On 5/30/19 4:17 PM, Gottlob Frege via Boost wrote:

> I'm going to say *most* classes have a throwing move operators.
> Why? Because most classes have a custom copy constructor (because
> people don't follow Rule of Zero like they should),
> and thus most classes don't have *any* move operations.
> So all the move operations are actually copy operations, and most of
> those classes have a string or vector or whatever, and can throw on
> copy.
> Now, having said that, none of those classes actually throw in "real
> life", because they only throw when memory is completely exhausted,
> and have probably crashed already.
> And on some systems that oversubscribe allocation, they don't throw at
> all, they just crash.
> Thus most move operators, whether they exist or not, don't really throw.

This rather illustrates my point. As it stands now we've got
std::variant, boost::variant and boost::variant2. And while we're at it
don't for get std::optional, boost::optional, boost::outcome,
std::expected? and ...?

I don't think there's an general expectation that any of these are going
to interoperate - but they might by accident.
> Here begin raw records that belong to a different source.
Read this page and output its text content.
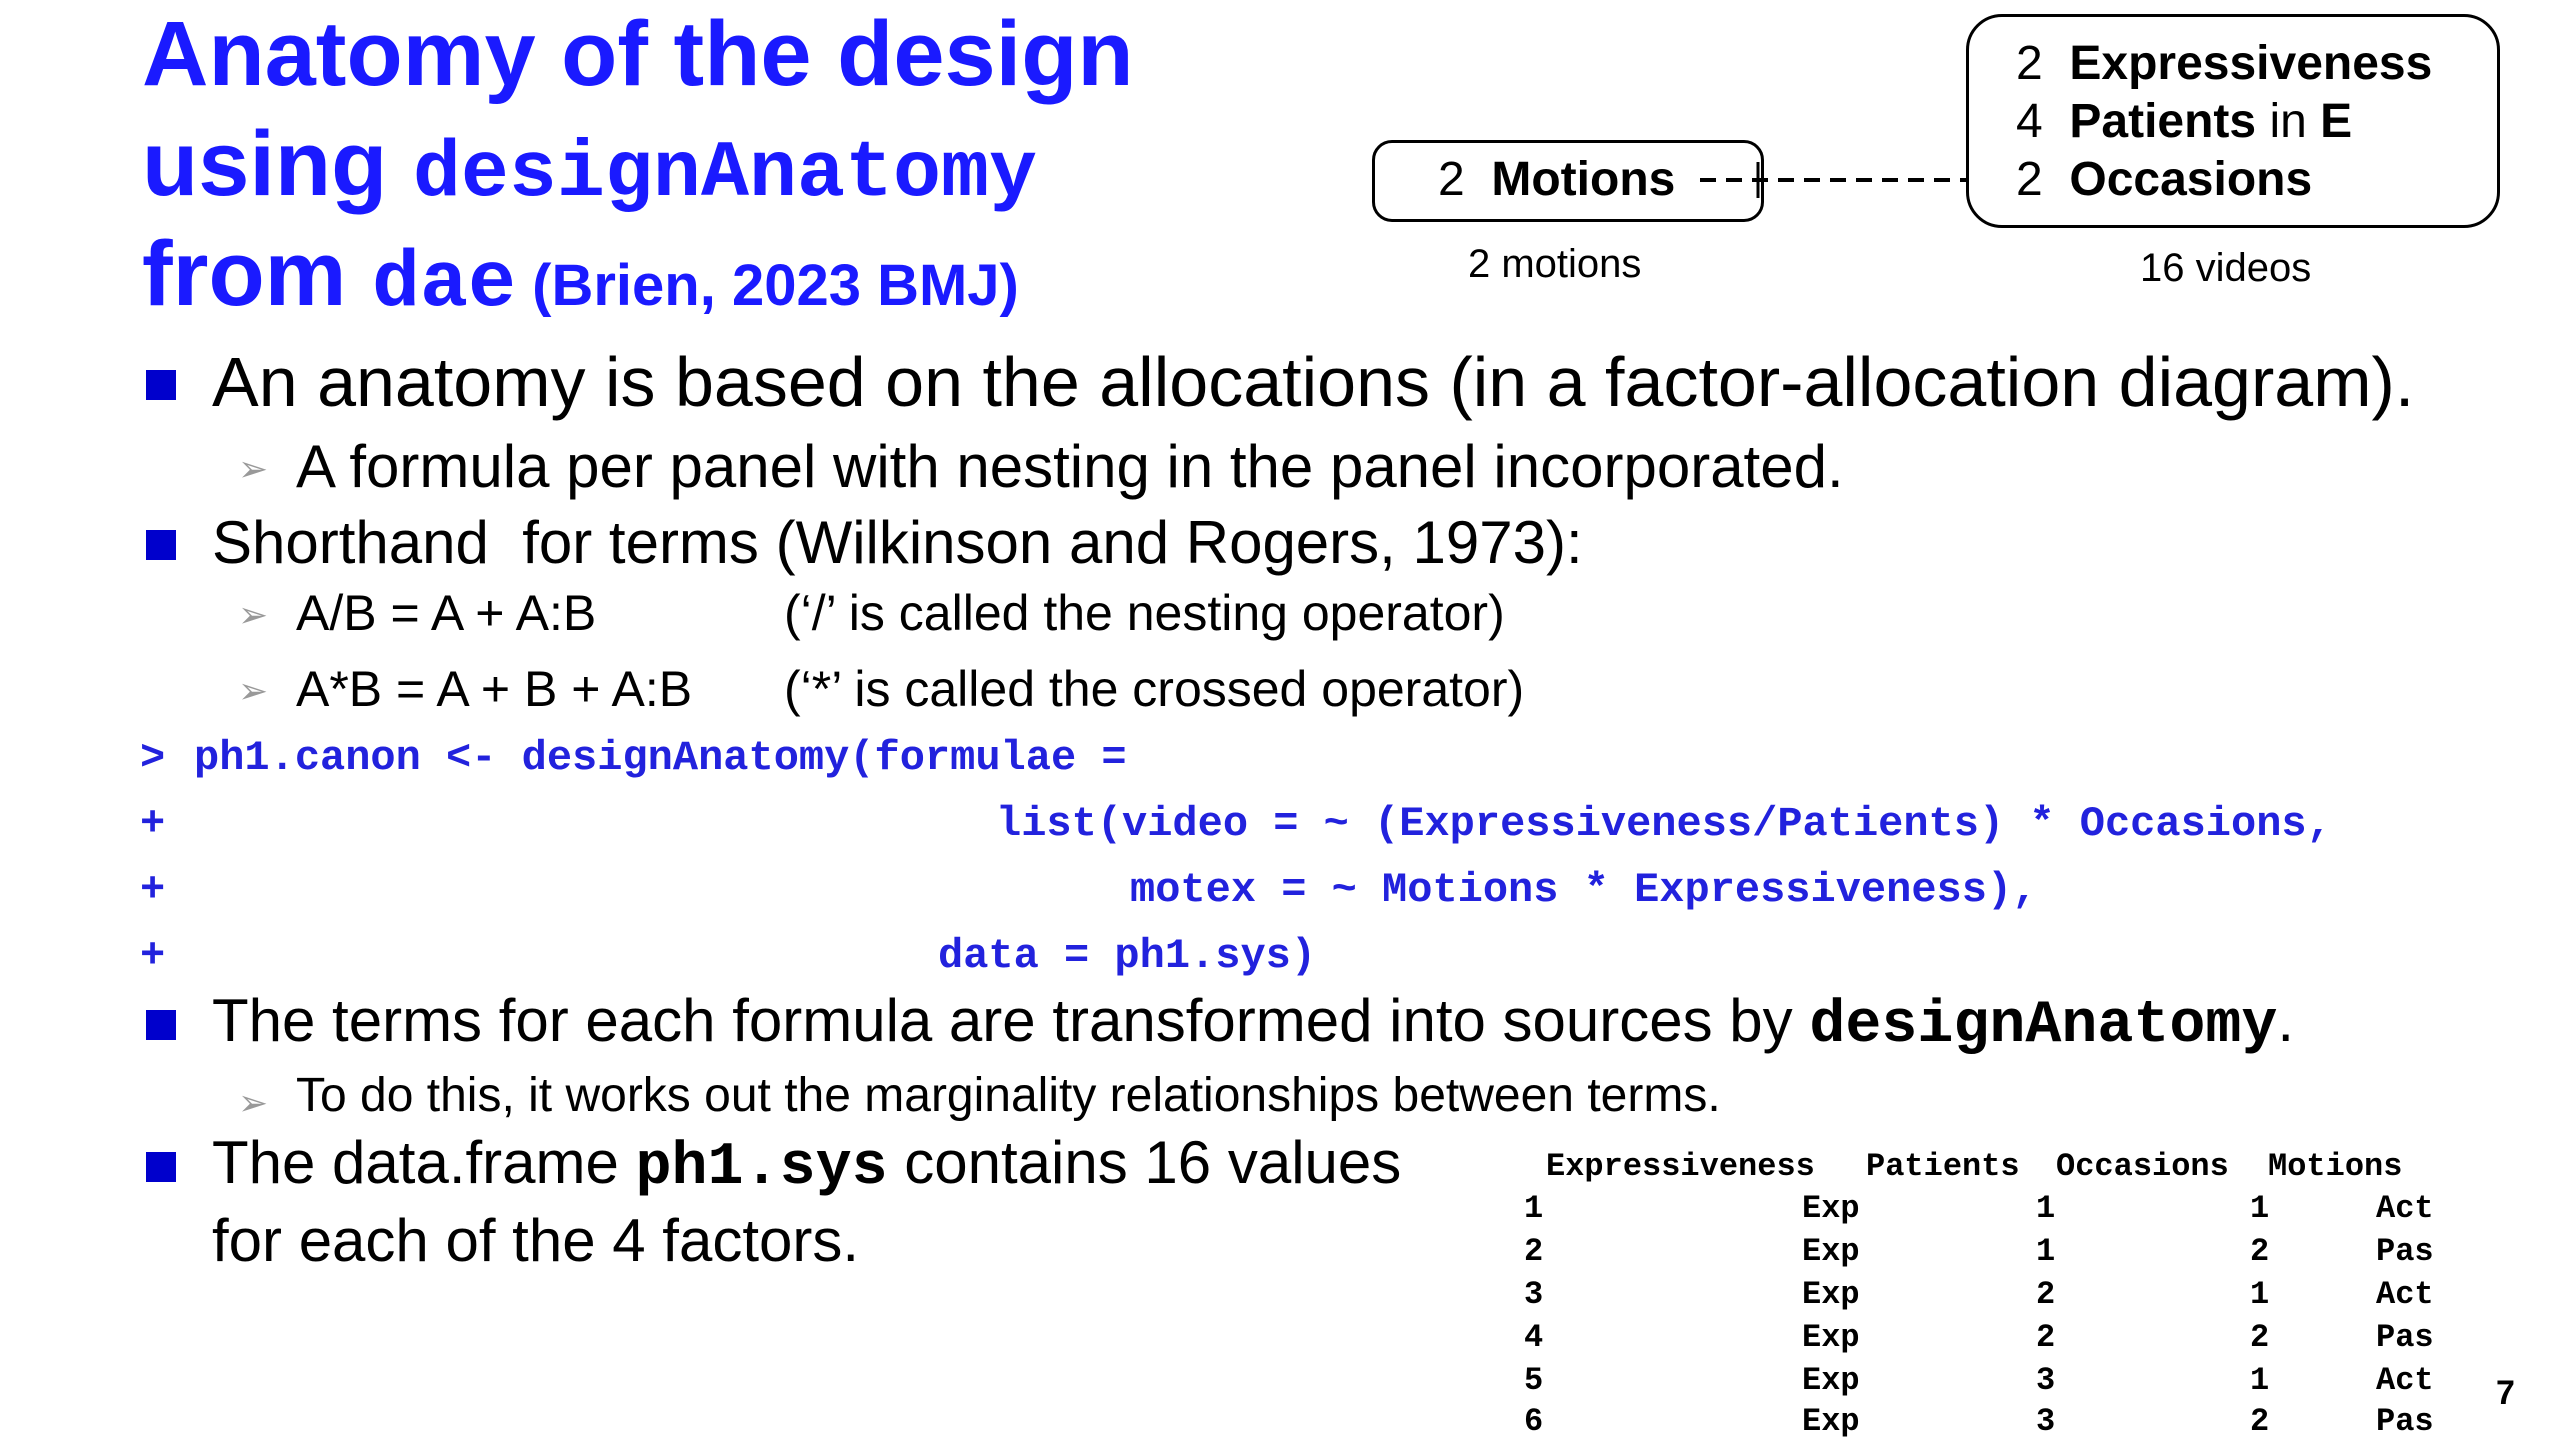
Anatomy of the design
using designAnatomy
from dae (Brien, 2023 BMJ)
2 Motions
2 Expressiveness
4 Patients in E
2 Occasions
2 motions	16 videos
An anatomy is based on the allocations (in a factor-allocation diagram).
➢ A formula per panel with nesting in the panel incorporated.
Shorthand  for terms (Wilkinson and Rogers, 1973):
➢ A/B = A + A:B	(‘/’ is called the nesting operator)
➢ A*B = A + B + A:B (‘*’ is called the crossed operator)
> ph1.canon <- designAnatomy(formulae =
+	list(video = ~ (Expressiveness/Patients) * Occasions,
+	motex = ~ Motions * Expressiveness),
+	data = ph1.sys)
The terms for each formula are transformed into sources by designAnatomy.
➢ To do this, it works out the marginality relationships between terms.
The data.frame ph1.sys contains 16 values
for each of the 4 factors.
Expressiveness Patients Occasions Motions
1	Exp	1	1	Act
2	Exp	1	2	Pas
3	Exp	2	1	Act
4	Exp	2	2	Pas
5	Exp	3	1	Act
6	Exp	3	2	Pas
7
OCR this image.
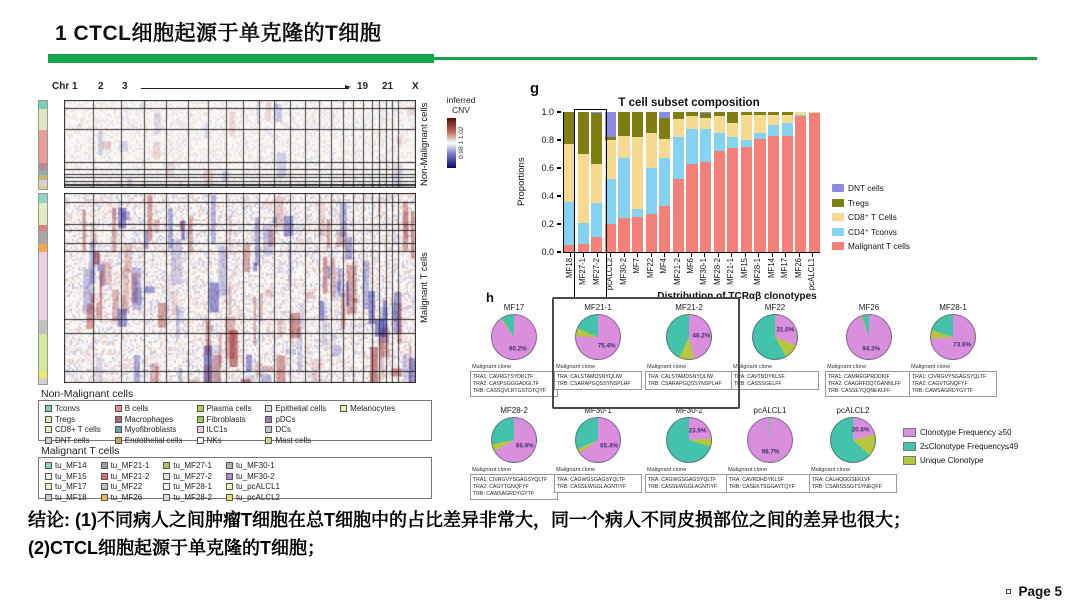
1 CTCL细胞起源于单克隆的T细胞
Chr 1 2 3	19 21 X
Non-Malignant cells
inferred CNV
0.98 1 1.02
Malignant T cells
Non-Malignant cells
Tconvs
Tregs
CD8+ T cells
DNT cells
B cells
Macrophages
Myofibroblasts
Endothelial cells
Plasma cells
Fibroblasts
ILC1s
NKs
Epithelial cells
pDCs
DCs
Mast cells
Melanocytes
Malignant T cells
tu_MF14
tu_MF15
tu_MF17
tu_MF18
tu_MF21-1
tu_MF21-2
tu_MF22
tu_MF26
tu_MF27-1
tu_MF27-2
tu_MF28-1
tu_MF28-2
tu_MF30-1
tu_MF30-2
tu_pcALCL1
tu_pcALCL2
g
T cell subset composition
Proportions
1.0
0.8
0.6
0.4
0.2
0.0
MF18 MF27-1 MF27-2 pcALCL2 MF30-2 MF7 MF22 MF4 MF21-2 MF6 MF30-1 MF28-2 MF21-1 MF15 MF28-1 MF14 MF17 MF26 pcALCL1
DNT cells
Tregs
CD8⁺ T Cells
CD4⁺ Tconvs
Malignant T cells
h	Distribution of TCRαβ clonotypes
MF17
90.2%
Malignant clone
TRA1: CAVRGTSYDKLTF;
TRA2: CASPSGGGADGLTF
TRB: CASSQVLRTGSTDTQYF
MF21-1
75.4%
Malignant clone
TRA: CALSTAMDSNYQLIW
TRB: CSARAPGQSSYNSPLHF
MF21-2
46.2%
Malignant clone
TRA: CALSTAMDSNYQLIW
TRB: CSARAPGQSSYNSPLHF
MF22
31.0%
Malignant clone
TRA: CAVTNDYKLSF
TRB: CASSSGELFF
MF26
94.3%
Malignant clone
TRA1: CAMREGPRDDKIF
TRA2: CAAGRFDQTGANNLFF
TRB: CASSEYQQNEKLFF
MF28-1
73.6%
Malignant clone
TRA1: CIVRGVYSGAGSYQLTF
TRA2: CAGVTGNQFYF
TRB: CAWSAGRDYGYTF
MF28-2
66.9%
Malignant clone
TRA1: CIVRGVYSGAGSYQLTF
TRA2: CAGYTGNQFYF
TRB: CAWSAGRDYGYTF
MF30-1
65.4%
Malignant clone
TRA: CAGWGSGAGSYQLTF
TRB: CASSEWGGLAGNTIYF
MF30-2
23.9%
Malignant clone
TRA: CAGWGSGAGSYQLTF
TRB: CASSEWGGLAGNTIYF
pcALCL1
98.7%
Malignant clone
TRA: CAVRDHDYKLSF
TRB: CASEKTSGGAYTQYF
pcALCL2
20.8%
Malignant clone
TRA: CALHQGGSEKLVF
TRB: CSARSSSGTSYNEQFF
Clonotype Frequency ≥50
2≤Clonotype Frequency≤49
Unique Clonotype
结论: (1)不同病人之间肿瘤T细胞在总T细胞中的占比差异非常大，同一个病人不同皮损部位之间的差异也很大；
(2)CTCL细胞起源于单克隆的T细胞；
Page 5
  So I need one of these - or maybe something very similar. As a user
I'm now tasked with a mini-research project to figure out which one I
want. OK, not too bad. But also which might be incompatible with the
types T I'm going to want to use. Or which might have a surprising
throw when I use them.

One approach is yours, carefully design the particular type of variant
with the features that we expect users will require. This will never
result in agreement and some compromise will have to be reached. And
this compromise will surely contain subtle points that the user will
need to research and understand in order to code which is clearly correct.

So I'm all for giving up. Encapsulate the debates/tradoffs into the
list of policy parameters and in type requirements for the type. So
effectively we'll have:

   variant_requirements_on_T<bool is_assignable, iscopyable,
is_moveable, is_no_throw, is_default_constructible, ...>, // list of
restrictions of behavior of the variant being created
   class T ... // list of types in the union
struct mother_of_all_variants {

This type would trap at compile time any attempts instantiate at type
which violates the specified requirements. This is what the user
actually needs in order to write a program that he can have confidence in.

And of course we'd have
template<class T>
using optional = mother_all_variants< ..., bool>

to avoid the necessity to do any actual thinking at all.

Aside - I'm not crazy about the naming "basic_variant" as I don't think
it does justice to the brilliance of the concept. But I recognize that
such naming is much in line with historical practice and users
expectations so I see the merit in "basic_variant".

Aside2 - can one imagine the satisfaction to be derived from knowing
that forever more, we won't be subject to any more arcane debates on
what behavior some variant class should support?